Lastly, philosophy kind of does matter if you want to meaningfully engage in any topic that contains value judgements about what matters, what is good or bad, or about "deserving". These are philosophical matters.

WaryCrow · 24/06/2025 07:43

It’s not just endless consumers the western governments want, but an endless supply of cheap and cheaper labour. The destruction of women’s rights would also be a bonus to those in power in Britain at least, and I guess the US have similar issues (in England the destruction of women’s rights is part of the class issue and goes back to the founding of the early modern state, and the founding therefore of modern work patterns).

Lower populations are in no way a threat to ‘civilization’. There are and have been many civilisations that function better with fewer numbers.
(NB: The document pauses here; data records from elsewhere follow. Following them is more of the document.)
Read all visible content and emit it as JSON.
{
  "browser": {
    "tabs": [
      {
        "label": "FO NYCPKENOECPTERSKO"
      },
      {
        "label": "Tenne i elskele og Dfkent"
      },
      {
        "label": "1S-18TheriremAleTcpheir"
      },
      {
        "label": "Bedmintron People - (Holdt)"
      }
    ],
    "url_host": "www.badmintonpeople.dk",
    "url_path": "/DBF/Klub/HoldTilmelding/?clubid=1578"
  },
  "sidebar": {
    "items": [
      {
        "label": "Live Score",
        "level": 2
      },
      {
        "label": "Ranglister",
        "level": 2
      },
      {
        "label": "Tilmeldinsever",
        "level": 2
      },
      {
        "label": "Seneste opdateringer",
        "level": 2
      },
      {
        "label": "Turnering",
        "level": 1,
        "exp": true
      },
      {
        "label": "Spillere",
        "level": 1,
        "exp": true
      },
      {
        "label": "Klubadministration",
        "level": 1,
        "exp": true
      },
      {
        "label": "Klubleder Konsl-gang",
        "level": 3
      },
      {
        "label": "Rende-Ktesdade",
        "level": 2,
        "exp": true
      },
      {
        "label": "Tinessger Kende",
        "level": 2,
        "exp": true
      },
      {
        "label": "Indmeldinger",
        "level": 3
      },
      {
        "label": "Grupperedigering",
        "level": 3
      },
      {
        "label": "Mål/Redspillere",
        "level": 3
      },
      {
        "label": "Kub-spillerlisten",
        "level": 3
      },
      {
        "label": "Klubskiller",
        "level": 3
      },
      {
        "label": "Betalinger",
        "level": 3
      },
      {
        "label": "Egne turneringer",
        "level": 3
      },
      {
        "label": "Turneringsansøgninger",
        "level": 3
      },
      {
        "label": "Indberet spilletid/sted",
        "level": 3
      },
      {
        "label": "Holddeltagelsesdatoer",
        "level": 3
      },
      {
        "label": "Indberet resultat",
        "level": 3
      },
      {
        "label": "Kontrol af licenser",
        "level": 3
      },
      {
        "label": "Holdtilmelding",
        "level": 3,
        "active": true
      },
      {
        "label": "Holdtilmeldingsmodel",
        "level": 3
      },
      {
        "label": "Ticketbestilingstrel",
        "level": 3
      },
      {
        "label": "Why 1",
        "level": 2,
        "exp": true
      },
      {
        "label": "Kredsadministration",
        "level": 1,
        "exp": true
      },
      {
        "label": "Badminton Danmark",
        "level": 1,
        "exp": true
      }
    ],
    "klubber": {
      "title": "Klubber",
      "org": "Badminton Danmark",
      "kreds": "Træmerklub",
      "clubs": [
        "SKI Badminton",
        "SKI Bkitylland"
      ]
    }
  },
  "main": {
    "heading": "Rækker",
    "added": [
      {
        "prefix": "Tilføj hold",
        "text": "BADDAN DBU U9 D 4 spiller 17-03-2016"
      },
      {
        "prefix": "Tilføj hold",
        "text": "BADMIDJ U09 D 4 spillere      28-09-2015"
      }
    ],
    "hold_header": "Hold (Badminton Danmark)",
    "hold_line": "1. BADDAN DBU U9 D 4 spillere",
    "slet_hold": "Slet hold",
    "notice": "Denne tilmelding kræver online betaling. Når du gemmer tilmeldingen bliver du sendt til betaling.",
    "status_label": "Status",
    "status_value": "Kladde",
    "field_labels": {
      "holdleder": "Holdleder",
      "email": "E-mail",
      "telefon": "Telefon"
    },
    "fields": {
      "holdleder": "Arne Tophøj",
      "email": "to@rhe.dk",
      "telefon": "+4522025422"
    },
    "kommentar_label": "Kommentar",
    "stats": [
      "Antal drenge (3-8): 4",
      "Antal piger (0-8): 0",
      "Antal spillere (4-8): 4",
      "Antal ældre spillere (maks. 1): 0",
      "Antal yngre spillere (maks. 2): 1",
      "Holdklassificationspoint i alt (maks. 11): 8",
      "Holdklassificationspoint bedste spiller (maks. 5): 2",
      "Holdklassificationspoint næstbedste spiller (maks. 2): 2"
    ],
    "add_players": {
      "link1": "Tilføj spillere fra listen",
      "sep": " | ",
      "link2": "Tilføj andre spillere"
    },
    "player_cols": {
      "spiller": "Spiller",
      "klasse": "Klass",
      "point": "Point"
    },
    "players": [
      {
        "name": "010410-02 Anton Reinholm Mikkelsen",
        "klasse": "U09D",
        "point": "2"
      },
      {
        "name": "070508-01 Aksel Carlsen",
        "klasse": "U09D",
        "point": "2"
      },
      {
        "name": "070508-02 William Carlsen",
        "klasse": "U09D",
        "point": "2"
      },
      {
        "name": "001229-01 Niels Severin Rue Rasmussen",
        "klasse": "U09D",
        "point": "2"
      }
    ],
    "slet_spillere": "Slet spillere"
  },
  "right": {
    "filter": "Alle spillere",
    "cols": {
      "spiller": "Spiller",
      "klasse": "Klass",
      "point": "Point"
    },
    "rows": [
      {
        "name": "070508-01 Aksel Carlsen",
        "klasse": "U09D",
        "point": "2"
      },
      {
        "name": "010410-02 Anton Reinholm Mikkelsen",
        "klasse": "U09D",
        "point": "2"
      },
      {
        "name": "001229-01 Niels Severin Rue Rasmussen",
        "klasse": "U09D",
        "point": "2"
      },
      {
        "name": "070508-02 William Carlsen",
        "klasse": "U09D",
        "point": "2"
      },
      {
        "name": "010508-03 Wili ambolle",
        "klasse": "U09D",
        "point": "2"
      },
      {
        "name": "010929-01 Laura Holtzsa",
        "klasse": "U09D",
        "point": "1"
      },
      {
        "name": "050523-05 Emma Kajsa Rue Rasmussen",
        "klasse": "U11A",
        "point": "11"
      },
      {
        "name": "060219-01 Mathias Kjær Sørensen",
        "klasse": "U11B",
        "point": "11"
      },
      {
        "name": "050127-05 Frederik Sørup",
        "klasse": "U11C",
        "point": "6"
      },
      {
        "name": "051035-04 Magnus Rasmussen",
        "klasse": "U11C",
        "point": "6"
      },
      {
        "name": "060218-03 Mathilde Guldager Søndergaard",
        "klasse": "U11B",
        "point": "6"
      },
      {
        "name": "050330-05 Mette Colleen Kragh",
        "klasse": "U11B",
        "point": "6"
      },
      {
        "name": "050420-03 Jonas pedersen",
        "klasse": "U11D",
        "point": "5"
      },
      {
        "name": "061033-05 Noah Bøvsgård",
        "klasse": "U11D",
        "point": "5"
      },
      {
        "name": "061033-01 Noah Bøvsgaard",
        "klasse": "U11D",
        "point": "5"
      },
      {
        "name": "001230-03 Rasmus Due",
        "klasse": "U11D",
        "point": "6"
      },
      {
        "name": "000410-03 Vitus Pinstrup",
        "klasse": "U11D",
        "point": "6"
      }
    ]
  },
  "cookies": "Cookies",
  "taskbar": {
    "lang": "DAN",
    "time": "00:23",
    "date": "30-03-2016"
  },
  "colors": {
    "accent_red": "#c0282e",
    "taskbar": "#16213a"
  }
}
I do not believe in the religion of ‘immigration is essential’ - I might be more impressed if considerations of the cost of living for working people were equally important, or if serious discussions of numbers were attached. Given the millions we’ve taken in over the last few years I think any concern about current working age populations ought to be allayed by now. Unless all those millions of immigrants were pensioners?

The age burden is a problem but some of that is due to very deliberate policies providing for the entitlement and convenience of the current elderly over everyone else, and intergenerational inequality.